Difficile de trouver quoi que ce soit d’humaniste dans ce programme : nous voici dans le cœur de la mondialisation. Il ne s’agit pas de développer des coopérations pour un mieux-être humain, mais bien d’exacerber et de généraliser la concurrence entre entreprises et pays en se dotant de tous les moyens, y compris des manipulations pour vaincre la concurrence ou démolir de soit-disant alliés objectifs de la concurrence (syndicats, associations, écologistes, etc.).
Quel rapport avec L’OMC ?
Créée en 1995, l’Organisation Mondiale du Commerce a pour objectif d’établir les grandes règles du commerce international.
Á ce titre, de nombreux aspects de notre vie quotidienne sont directement concernés par les négociations de l’OMC : agriculture, services publics, culture, alimentation…
Le caractère nocif de l’OMC n’est plus à démontrer : disparition des cultures vivrières rendant les peuples dépendant de la production des pays exportateurs, remise en cause des services publics, prépondérance des économies les plus fortes au détriment des pays en développement…
L’OMC est une des structures dont le capitalisme transnational s’est doté avec le FMI et la Banque Mondiale. Ces structures seraient sans objet sans les relais que constituent les Ėtats ou leurs unions (Union Européenne, ALENA en Amérique), et sans les entrepreneurs plus ou moins grands qui s’inscrivent dans ces logiques. Voilà que l’on pense à l’Institut de Locarn ! L’OMC tient son sommet au Qatar du 8 au 12 novembre. Nous manifestons contre le tentacule “ Institut de Locarn ” le samedi 10 novembre.
Pour un autre modèle économique et social !

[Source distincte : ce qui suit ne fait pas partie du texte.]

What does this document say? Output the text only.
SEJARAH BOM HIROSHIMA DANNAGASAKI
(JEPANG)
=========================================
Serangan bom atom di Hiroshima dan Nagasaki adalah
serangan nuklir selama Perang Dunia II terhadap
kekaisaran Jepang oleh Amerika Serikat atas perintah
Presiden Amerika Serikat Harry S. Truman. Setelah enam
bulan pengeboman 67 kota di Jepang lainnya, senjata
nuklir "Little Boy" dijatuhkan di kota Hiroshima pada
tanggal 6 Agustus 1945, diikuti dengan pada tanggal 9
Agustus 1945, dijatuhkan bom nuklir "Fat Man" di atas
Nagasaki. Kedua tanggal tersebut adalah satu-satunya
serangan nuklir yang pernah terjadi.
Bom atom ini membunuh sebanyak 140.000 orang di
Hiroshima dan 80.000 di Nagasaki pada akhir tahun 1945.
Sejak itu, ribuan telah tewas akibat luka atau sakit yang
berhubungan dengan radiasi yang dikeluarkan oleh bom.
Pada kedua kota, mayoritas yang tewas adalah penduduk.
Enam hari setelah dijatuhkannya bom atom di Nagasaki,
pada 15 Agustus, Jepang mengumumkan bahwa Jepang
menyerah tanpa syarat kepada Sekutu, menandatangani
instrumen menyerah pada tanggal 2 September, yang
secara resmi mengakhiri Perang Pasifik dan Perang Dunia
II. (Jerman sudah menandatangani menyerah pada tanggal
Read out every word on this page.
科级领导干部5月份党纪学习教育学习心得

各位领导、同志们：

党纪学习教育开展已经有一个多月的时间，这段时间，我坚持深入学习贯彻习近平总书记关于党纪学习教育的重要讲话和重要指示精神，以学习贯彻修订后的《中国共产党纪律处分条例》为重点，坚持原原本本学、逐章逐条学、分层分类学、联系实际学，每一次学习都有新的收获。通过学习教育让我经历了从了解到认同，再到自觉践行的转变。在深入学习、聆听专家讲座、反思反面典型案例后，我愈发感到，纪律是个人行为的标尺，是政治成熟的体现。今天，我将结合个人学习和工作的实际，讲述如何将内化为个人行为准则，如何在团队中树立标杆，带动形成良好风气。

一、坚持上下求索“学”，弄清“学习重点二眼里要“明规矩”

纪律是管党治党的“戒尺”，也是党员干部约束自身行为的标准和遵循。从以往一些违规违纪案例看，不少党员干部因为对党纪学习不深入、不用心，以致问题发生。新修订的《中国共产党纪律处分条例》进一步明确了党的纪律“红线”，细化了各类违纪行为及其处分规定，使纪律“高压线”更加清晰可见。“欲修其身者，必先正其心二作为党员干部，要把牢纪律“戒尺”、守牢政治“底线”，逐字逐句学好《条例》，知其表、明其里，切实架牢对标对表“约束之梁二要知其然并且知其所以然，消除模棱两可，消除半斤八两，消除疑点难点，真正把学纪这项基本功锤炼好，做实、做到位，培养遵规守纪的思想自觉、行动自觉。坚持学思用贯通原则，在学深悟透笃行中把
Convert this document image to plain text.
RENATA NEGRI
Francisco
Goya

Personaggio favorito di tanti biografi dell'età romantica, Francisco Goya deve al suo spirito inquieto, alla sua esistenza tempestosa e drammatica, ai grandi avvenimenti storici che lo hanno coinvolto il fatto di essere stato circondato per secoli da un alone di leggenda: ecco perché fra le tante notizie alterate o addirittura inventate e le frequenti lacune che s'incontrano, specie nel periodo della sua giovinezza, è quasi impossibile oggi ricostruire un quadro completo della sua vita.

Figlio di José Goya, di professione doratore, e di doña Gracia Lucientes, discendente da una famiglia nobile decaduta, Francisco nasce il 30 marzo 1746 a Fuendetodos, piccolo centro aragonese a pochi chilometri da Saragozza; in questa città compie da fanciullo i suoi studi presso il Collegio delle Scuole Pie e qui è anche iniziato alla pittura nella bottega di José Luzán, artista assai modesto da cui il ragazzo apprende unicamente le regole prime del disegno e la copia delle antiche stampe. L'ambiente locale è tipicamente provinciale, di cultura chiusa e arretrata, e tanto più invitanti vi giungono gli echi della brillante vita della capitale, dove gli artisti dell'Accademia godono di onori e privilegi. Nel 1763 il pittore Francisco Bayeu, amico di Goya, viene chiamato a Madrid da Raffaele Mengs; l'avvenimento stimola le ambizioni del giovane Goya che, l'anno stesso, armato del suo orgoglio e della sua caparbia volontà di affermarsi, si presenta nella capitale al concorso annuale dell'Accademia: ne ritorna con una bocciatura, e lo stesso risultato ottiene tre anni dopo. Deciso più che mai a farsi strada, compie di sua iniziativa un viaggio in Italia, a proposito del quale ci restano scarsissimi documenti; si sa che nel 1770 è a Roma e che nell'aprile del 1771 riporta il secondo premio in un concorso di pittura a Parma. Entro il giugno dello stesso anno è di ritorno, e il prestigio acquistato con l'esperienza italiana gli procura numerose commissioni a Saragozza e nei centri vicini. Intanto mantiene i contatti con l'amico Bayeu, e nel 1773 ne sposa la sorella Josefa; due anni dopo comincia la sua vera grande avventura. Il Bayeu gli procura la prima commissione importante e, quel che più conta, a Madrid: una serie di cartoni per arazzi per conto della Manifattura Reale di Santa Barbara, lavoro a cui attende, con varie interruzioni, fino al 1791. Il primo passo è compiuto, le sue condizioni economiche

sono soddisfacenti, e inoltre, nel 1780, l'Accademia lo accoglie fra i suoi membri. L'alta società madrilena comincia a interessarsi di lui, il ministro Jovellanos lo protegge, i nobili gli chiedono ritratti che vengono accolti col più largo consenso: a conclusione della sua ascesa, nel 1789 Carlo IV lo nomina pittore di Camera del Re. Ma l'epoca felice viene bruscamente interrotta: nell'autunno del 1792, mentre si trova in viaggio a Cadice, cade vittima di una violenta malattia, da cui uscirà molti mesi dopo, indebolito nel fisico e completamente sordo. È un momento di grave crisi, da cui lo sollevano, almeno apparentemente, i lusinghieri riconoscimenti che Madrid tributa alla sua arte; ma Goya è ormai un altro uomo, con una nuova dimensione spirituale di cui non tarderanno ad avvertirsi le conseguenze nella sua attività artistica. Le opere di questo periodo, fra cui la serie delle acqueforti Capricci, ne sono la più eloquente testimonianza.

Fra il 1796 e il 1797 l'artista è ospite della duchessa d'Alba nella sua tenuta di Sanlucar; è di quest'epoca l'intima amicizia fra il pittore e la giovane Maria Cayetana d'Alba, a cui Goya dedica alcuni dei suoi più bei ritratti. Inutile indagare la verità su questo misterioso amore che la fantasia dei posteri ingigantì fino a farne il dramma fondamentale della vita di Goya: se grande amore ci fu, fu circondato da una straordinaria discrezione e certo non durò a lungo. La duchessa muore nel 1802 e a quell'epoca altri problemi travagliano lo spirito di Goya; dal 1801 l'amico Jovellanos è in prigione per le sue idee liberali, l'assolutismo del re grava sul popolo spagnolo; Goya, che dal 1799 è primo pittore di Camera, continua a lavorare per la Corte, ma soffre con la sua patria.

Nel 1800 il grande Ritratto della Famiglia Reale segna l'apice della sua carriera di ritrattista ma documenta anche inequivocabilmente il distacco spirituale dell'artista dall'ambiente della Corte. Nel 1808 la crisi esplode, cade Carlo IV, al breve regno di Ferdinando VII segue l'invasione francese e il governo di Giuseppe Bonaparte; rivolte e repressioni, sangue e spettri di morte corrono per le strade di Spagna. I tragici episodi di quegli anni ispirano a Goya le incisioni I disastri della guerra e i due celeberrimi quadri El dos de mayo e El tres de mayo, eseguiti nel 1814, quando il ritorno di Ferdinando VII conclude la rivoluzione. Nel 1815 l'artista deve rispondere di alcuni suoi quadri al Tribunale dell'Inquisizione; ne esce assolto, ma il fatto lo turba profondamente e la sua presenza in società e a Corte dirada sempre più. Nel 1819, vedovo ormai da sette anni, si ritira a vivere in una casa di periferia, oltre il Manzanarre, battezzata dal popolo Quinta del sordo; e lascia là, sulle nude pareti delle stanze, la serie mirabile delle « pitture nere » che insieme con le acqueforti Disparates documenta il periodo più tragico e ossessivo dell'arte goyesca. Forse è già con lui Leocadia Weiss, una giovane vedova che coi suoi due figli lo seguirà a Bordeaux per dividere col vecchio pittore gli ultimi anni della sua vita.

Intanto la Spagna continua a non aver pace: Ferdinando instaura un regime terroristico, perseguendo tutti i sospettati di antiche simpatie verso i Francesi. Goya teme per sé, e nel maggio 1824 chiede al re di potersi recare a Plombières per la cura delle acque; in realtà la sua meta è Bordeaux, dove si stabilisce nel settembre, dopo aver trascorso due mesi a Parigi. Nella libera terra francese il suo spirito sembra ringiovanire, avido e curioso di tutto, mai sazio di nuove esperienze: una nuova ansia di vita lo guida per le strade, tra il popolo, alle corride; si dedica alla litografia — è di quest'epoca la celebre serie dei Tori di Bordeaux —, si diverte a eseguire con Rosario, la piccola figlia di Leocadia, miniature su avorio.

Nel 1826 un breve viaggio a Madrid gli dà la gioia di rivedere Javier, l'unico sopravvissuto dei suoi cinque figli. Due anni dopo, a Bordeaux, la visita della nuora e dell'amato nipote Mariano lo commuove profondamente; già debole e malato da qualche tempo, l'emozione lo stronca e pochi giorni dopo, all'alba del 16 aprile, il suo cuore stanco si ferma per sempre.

Le “ capitalisme de proximité ” prôné par Locarn est un détournement du “ vivre et travailler au pays ”, revendication légitime de populations souvent amenées à émigrer vers la région parisienne. Mais pour beaucoup, ce système signifie “ trimer et mal vivre au pays ”.
Des gens luttent contre “ l’avenir radieux ” que nous prépare cette bourgeoisie bretonne alliée aux potentats locaux de droite et de gauche. Luttes des populations des alentours de Notre Dame des Landes, luttes de paysans contre les technologies OGM, luttes de salarié-e-s dans les entreprises, luttes d’habitant-e-s pour la qualité de l’eau.
La réussite de ces mouvements est une étape : l’objectif est pour nous l’égalité économique et sociale et le droit pour les individus de s’associer librement, pour en finir avec toutes les formes d’exploitation et de domination, qu’elles soient étatiques, patronales, religieuses ou patriarcales.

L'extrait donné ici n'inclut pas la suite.